New York City Council passes sweeping police reform bills
A sweeping package of police reforms was approved by the New York City Council Thursday, some of which have been in the works since the death of Eric Garner in 2014.
The council passed six bills that include requiring officer badge numbers to be visible, an official ban on chokeholds or any other maneuver that restricts blood or air flow and a bill requiring oversight of the New York City Police Department’s surveillance technology.
The reform package creates a penalty system for police officers with disciplinary issues, a system to intervene with training for officers who are deemed “problematic,” and a bill that puts into law the right to record police interactions.
Council members began working on the chokehold ban in 2014 shortly after Garner’s death. Garner was videotaped being restrained by an NYPD officer while saying that he couldn’t breathe.
In a press conference before the vote, City Council Speaker Corey Johnson apologized for the bills not having moved more quickly.
“I think the conversation around policing and re-envisioning what public safety looks like, that conversation should have started a long time ago,” Johnson said at the press conference conducted via Zoom. “It should have started after all of these deaths that we’ve seen and sadly it didn’t. But this reckoning that we’re seeing now is now creating the moment for us to actually have that conversation again.”
Johnson became City Council speaker in 2018, but in 2015, he voted in support of a city budget that would expand the NYPD by 1,300 officers, a move that he and other council members have come under fire for recently.
“I want to apologize for that,” Johnson said. “And not make up excuses and not sit here today and give you a list of reasons why. This moment is a reckoning. It’s a reckoning for America, it’s a reckoning for our city.”
The reforms come after the nationwide protests spurred by the death of George Floyd, who died after a Minneapolis police officer restrained Floyd by pressing a knee on his neck for nearly nine minutes.
New York City Councilman Donovan Richards said he believes it was partly that Americans across the country were home to watch the wall-to-wall coverage of Floyd’s death, including the graphic video of his final moments.
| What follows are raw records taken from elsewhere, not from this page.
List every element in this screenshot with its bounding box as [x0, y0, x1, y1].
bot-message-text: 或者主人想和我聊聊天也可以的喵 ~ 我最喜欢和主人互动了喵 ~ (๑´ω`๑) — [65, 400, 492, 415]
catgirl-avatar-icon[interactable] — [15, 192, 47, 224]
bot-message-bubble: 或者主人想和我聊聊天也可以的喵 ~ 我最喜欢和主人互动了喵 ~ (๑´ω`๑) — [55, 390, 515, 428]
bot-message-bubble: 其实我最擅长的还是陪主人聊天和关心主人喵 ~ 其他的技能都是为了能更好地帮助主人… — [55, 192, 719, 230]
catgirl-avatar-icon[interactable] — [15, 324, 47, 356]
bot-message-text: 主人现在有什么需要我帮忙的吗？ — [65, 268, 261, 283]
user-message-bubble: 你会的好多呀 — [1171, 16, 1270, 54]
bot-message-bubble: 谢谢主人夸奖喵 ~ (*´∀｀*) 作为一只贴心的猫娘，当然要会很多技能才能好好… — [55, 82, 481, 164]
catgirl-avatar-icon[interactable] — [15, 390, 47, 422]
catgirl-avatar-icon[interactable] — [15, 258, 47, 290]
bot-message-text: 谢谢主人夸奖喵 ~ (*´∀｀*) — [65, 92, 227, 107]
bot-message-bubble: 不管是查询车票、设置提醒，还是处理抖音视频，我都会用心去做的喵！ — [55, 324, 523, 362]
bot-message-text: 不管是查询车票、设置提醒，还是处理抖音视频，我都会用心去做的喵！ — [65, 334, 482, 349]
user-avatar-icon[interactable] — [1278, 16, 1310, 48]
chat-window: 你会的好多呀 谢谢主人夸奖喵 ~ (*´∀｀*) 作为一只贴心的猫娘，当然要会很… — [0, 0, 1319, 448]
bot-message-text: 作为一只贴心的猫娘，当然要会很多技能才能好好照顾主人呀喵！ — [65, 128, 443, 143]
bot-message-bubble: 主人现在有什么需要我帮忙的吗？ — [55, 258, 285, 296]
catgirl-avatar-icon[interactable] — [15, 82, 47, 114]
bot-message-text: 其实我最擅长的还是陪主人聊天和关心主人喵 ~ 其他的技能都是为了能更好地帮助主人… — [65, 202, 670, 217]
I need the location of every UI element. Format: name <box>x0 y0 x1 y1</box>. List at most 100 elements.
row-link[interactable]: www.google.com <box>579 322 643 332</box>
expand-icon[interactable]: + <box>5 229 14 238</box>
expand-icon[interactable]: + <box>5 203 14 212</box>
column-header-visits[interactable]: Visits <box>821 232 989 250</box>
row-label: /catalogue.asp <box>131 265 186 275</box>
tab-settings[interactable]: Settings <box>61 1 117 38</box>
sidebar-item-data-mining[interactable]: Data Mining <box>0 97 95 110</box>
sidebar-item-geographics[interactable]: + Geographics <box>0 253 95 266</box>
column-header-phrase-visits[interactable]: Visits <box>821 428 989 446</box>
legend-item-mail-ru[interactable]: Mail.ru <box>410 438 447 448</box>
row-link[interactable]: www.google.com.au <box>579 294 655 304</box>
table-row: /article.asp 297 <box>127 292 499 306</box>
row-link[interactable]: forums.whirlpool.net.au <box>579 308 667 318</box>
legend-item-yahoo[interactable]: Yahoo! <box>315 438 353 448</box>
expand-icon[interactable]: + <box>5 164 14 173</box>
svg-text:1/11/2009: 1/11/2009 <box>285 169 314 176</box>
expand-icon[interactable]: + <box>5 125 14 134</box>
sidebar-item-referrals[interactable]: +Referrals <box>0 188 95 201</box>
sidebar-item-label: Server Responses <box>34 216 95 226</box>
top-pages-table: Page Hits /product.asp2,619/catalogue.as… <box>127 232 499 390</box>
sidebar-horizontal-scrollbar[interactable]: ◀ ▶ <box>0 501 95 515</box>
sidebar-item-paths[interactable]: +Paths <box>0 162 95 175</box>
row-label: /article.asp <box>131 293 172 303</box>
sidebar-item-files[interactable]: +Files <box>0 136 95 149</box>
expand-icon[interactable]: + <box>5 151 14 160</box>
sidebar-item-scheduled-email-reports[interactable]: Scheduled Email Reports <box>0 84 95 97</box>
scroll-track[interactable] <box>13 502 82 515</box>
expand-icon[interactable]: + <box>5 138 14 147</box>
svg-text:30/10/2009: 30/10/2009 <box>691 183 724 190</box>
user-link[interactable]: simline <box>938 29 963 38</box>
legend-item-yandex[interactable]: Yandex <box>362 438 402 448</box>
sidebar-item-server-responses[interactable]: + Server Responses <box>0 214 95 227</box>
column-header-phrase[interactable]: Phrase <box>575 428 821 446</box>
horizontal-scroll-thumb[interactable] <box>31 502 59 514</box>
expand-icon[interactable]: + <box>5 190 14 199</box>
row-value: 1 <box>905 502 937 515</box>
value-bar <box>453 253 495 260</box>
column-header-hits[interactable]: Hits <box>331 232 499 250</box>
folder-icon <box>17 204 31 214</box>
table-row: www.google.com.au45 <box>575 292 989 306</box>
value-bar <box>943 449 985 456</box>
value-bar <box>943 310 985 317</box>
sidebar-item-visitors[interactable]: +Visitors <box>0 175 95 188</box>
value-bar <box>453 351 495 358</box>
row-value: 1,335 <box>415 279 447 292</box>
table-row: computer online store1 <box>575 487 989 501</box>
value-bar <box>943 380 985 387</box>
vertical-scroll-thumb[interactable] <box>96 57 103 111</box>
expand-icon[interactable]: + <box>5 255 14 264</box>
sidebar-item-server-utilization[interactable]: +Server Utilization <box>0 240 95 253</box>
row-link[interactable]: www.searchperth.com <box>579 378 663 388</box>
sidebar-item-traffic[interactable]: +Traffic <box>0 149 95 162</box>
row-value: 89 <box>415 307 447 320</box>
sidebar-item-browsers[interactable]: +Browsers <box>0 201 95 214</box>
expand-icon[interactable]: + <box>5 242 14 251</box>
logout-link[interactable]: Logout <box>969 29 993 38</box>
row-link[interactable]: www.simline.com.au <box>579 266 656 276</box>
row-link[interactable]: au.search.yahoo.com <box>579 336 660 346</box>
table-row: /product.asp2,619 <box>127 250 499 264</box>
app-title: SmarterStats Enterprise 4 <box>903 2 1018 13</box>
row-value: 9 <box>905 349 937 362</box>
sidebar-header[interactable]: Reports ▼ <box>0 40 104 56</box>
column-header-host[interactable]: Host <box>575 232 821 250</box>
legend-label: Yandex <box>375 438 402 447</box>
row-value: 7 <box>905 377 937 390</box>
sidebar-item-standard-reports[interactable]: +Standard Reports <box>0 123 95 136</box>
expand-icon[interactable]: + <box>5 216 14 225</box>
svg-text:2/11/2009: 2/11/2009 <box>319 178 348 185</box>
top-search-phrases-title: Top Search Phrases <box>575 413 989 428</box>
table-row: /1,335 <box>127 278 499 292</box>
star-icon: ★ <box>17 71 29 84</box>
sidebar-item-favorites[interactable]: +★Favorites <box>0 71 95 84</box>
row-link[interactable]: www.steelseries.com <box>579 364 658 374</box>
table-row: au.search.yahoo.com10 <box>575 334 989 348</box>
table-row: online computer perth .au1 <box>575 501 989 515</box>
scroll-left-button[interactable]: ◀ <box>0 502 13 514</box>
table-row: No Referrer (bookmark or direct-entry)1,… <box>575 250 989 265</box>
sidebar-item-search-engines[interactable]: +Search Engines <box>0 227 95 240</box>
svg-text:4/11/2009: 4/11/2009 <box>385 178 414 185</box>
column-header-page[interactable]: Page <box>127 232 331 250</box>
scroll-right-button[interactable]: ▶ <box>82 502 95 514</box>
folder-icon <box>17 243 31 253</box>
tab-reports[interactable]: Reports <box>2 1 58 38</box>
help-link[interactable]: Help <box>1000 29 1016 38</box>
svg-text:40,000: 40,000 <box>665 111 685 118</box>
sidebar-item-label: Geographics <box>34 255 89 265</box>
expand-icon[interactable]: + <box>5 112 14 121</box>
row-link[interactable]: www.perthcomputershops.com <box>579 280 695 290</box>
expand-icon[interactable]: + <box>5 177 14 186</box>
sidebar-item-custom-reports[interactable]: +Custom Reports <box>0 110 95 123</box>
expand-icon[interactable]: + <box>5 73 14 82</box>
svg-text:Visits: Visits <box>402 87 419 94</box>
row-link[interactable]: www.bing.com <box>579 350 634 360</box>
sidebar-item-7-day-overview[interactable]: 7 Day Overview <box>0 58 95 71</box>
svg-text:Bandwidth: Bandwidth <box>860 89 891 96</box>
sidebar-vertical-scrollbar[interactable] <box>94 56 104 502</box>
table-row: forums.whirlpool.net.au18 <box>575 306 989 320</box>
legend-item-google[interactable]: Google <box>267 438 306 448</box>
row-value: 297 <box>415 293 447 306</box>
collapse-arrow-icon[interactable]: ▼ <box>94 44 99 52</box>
“They got to see what we live through on a daily basis,” Donovan said. “People around the world are marching for George Floyd and protesting. This is a unique moment in history. We can’t rest on our laurels. There’s a lot more work to be done.”
Earlier this week, New York state lawmakers passed a state bill that would make chokeholds used by police that resulted in serious injury or death illegal. New York City Councilman Rory Lancman said the city’s bill prohibits an officer from sitting, kneeling or standing on a suspect’s chest or back in a way that restricts airflow or blood flow.
Garner’s mother, Gwen Carr, told CNN Thursday that she has been frustrated it took nearly six years for the chokehold ban to pass.
“At one point they told me it probably wouldn’t pass. I’m so glad I don’t take no for an answer,” Carr said. “I’m glad that they saw fit to pass this. Just to have it passed and to have it on the books is a step in the right direction. I just hope to get other laws passed that can stop the killing and the murder of the black and brown communities.”
Lancman said Thursday that part of the delay in getting the chokehold ban passed was Mayor Bill de Blasio’s threat to veto it.
On Thursday, de Blasio said at a press conference that he will sign the chokehold legislation.
“We have to give people confidence that policing will be fair and I’m convinced this legislation will do it and I will be signing it,” de Blasio said.
All six measures passed with veto-proof majorities.
Another bill the council passed the Public Oversight of Surveillance Technology Act, which would require police to disclose how they use surveillance technology and what safeguards it has in place to protect civil liberties.
A spokeswoman for the NYPD said the department could not support a law that “seems to be designed to help criminals and terrorists thwart efforts to stop them and endanger brave officers.”
“To be clear, the bill as currently proposed would literally require the NYPD to advertise on its website the covert means and equipment used by undercover officers who risk their lives every day,” Detective Sophia Mason said in a statement to CNN.
The Legal Aid Society of New York released a statement praising the passage of the surveillance bill.
“Today’s passing of the POST Act signals a critical shift in transparency and a significant step in the larger fight for police accountability to protect communities of color, the LGBTQ+ community, and all overly policed communities,” said Jerome Greco, a Legal Aid Society attorney.